Les chercheurs sous-estiment-ils leur consommation? Sont-ils timides, modestes ou honteux? Dans le graphique principal "nombre de publications en fonction de la consommation de bière", cette dernière donnée n'a pas les bonnes unités. Si l'on se fie au graphe, les chercheurs consommeraient entre 2 et 6 litres de bière par an (peu crédible...), alors que d'autres informations dans le texte suggèrent plutôt quelques dizaines de litres (voire une médiane à 200 litres par an pour la région de la Bohême)!

On peut regretter que l'étude elle-même ne concerne que la consommation de bière, alors que le point de départ de l'auteur était la vie sociale. C'était probablement trop de travail de chiffrer et d'analyser la vie sociale de dizaines de chercheurs pour quelqu'un qui a tout de même un "vrai" travail à côté. Le titre de l'article "a possible role of social activity to explain differences in publication output..." en devient trompeur.
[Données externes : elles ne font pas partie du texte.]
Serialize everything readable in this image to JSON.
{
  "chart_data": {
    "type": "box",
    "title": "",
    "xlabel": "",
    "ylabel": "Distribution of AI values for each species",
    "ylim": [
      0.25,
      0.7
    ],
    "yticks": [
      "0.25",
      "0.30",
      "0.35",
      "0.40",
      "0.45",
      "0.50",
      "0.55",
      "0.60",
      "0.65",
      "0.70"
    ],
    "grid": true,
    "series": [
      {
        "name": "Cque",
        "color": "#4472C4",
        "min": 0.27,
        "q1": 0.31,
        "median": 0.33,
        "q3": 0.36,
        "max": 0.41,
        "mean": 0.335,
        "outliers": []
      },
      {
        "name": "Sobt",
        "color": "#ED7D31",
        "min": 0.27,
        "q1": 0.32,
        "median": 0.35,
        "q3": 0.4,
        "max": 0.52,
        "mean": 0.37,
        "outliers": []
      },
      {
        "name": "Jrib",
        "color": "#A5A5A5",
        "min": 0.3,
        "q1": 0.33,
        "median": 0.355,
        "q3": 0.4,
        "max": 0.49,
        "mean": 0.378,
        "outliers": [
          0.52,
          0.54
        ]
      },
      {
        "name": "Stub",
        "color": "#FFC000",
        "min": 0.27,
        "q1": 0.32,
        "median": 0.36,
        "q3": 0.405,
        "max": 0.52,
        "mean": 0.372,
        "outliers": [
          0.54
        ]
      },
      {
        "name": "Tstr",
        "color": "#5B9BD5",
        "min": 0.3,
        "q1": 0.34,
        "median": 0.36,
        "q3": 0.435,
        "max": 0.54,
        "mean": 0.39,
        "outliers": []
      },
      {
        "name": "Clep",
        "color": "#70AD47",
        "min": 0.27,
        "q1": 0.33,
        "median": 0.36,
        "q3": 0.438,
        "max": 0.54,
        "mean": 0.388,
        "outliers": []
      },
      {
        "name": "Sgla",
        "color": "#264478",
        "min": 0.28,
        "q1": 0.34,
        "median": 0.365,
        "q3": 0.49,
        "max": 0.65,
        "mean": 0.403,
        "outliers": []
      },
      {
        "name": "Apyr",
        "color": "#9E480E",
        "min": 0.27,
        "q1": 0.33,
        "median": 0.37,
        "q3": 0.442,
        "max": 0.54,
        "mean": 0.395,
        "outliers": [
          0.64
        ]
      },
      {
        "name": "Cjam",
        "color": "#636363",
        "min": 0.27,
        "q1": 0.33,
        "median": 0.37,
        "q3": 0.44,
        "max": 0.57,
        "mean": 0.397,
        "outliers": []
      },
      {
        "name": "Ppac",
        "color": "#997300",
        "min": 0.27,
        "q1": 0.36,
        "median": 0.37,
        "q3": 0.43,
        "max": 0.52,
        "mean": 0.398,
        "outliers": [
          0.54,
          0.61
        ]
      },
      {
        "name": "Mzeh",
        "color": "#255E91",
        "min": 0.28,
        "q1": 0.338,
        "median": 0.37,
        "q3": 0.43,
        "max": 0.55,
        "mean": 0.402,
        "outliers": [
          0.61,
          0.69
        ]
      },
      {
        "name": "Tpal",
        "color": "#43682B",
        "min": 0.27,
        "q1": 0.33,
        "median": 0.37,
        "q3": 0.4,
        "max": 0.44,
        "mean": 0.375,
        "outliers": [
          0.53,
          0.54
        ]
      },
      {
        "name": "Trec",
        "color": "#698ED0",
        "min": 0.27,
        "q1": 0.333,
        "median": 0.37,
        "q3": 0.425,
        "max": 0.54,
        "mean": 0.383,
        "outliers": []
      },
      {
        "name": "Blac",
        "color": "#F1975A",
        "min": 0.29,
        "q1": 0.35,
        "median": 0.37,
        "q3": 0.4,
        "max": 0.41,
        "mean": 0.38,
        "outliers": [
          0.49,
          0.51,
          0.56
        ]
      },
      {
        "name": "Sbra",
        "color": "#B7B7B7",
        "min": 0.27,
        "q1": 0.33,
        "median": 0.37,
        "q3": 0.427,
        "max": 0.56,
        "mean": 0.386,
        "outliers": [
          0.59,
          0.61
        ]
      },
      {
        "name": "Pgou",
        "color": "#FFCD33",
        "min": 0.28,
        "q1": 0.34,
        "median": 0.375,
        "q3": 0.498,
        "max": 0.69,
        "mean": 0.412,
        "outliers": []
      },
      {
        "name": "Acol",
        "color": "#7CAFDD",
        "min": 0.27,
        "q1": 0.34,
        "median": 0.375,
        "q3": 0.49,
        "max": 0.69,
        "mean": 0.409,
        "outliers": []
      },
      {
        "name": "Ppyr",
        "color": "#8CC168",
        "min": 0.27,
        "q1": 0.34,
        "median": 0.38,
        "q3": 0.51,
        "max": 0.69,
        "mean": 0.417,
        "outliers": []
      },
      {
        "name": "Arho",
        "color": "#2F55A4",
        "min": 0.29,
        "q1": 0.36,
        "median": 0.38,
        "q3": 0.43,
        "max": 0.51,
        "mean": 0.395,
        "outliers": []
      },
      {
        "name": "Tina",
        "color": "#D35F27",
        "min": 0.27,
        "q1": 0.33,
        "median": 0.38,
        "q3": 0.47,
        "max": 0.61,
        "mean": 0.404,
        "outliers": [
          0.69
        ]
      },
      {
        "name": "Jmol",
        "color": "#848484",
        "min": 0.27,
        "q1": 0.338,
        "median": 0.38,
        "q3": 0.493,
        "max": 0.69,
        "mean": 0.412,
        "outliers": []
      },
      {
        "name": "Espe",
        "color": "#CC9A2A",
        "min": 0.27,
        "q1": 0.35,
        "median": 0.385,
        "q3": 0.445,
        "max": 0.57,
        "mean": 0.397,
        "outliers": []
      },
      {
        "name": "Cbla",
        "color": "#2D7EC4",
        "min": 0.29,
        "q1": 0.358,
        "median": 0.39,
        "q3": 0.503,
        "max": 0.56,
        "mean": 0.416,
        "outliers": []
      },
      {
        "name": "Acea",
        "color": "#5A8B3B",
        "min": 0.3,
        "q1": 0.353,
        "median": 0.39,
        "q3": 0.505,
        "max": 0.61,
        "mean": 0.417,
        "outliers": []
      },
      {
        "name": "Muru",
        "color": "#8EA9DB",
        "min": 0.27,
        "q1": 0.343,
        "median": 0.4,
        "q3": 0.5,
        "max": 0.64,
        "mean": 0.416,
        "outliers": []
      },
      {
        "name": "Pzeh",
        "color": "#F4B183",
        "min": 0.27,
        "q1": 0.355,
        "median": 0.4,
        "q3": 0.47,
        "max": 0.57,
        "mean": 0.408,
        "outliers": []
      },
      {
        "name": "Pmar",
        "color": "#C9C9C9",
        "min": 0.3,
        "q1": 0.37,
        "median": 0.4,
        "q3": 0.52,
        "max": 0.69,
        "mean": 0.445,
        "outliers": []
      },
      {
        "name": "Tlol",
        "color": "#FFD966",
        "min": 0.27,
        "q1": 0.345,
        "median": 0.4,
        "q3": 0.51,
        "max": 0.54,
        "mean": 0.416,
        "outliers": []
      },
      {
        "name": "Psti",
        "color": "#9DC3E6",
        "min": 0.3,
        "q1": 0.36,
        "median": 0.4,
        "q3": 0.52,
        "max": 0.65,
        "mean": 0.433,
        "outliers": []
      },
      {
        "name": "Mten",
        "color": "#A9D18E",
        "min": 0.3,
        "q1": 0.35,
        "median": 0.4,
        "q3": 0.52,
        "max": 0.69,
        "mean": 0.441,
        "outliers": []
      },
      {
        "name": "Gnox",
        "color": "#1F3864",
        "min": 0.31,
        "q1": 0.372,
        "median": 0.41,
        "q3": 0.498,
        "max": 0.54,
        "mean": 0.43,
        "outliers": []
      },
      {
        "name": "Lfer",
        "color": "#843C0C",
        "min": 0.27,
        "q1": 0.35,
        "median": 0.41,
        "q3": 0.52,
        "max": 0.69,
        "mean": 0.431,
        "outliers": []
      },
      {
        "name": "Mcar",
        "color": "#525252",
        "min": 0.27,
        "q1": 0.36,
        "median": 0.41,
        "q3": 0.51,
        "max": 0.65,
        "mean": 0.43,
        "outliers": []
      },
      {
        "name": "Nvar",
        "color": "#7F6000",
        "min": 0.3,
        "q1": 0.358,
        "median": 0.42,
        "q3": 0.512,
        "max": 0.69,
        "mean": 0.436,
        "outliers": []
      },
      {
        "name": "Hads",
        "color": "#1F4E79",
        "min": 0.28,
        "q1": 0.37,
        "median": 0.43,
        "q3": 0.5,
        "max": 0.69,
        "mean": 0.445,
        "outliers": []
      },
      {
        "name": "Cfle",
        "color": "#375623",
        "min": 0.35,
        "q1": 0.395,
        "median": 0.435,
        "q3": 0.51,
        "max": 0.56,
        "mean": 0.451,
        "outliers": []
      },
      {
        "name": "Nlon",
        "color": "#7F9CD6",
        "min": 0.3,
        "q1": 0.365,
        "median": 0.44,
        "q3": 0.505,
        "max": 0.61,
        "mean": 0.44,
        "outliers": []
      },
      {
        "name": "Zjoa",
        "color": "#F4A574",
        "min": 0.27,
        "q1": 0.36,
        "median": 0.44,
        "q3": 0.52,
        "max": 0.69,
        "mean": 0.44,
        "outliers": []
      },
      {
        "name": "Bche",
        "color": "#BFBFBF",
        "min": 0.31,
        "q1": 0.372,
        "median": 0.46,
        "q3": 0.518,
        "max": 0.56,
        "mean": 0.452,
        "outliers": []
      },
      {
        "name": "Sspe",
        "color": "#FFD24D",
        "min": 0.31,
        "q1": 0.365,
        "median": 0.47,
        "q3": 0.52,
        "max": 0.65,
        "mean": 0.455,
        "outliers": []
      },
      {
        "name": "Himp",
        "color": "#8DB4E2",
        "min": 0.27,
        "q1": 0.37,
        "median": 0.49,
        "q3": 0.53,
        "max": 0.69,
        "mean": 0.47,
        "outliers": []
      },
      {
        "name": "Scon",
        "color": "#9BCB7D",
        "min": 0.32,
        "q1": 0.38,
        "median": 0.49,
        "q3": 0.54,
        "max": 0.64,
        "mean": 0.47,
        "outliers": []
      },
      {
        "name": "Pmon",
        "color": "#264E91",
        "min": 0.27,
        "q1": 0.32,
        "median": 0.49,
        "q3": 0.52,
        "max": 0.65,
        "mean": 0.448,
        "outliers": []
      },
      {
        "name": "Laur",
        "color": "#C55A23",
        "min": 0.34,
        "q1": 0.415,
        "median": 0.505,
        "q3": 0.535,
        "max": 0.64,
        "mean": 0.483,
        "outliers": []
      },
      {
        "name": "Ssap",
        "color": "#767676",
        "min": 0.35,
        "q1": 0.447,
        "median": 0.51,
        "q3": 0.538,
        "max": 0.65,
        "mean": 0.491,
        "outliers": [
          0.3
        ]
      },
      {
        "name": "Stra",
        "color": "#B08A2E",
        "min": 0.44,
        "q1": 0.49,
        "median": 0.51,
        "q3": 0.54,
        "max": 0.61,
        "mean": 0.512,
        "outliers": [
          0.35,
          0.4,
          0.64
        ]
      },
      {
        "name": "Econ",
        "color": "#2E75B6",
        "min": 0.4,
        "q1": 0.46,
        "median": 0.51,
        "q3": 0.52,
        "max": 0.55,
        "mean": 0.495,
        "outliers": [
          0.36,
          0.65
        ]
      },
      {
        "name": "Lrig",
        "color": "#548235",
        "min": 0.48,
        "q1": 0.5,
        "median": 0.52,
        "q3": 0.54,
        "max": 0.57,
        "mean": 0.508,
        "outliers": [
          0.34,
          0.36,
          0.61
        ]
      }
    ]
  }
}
Ensuite, comme pour toute corrélation, on peut se demander de quel côté se trouve la causalité. Les gros buveurs publient-ils moins parce qu’ils boivent, ou les mauvais chercheurs ont-ils tendance à noyer leur chagrin dans la bière? Après tout, l'échec professionnel et la consommation d'alcool ont des effets l'un sur l'autre, à chaque fois bien documentés. Affaire à suivre!

Pour l’auteur, s’être limité à un seul pays et une seule discipline constitue un atout : en éthologie, on a tendance à privilégier l’étude d’une seule espèce, d’une population homogène. Il reconnaît néanmoins (et vous l’approuverez sûrement) qu’il puisse exister de grandes différences culturelles selon les pays. Ainsi, la République Tchèque entretient une relation privilégiée avec la bière: c’est tout de même le pays où l’on consomme le plus de bière au monde (plus de 150 litres par personne et par an)! Ses résultats sont-ils transposables aux autres pays, aux autres boissons et aux autres disciplines? La science est-elle soluble dans le vin, mais pas dans la bière?

Pour finir, je trouve intéressante, rigolote mais un peu vaine cette recherche des raisons du succès des scientifiques. Le talent et la chance y jouent probablement un grand rôle, mais sont difficilement mesurables. La démarche qui consiste à rechercher d’autres paramètres explicatifs secondaires me rappelle celle de l’ivrogne qui cherche ses clefs sous un lampadaire, car c’est le seul endroit où il a une chance de les trouver.

Rendons tout de même hommage à Tomas Grim, qui a avoué au New York Times que lui-même était un consommateur de bière (assez performant d’ailleurs), et que malgré ses découvertes il ne se sentait pas prêt à y renoncer, ni ne s'engagerait dans une campagne "plus de science et moins de bière". Car il aime ça. Sans parler de l'Euro 2008 qui arrive à grands pas, compétition pour laquelle la république Tchèque est favorite, d'après... une banque suisse, UBS.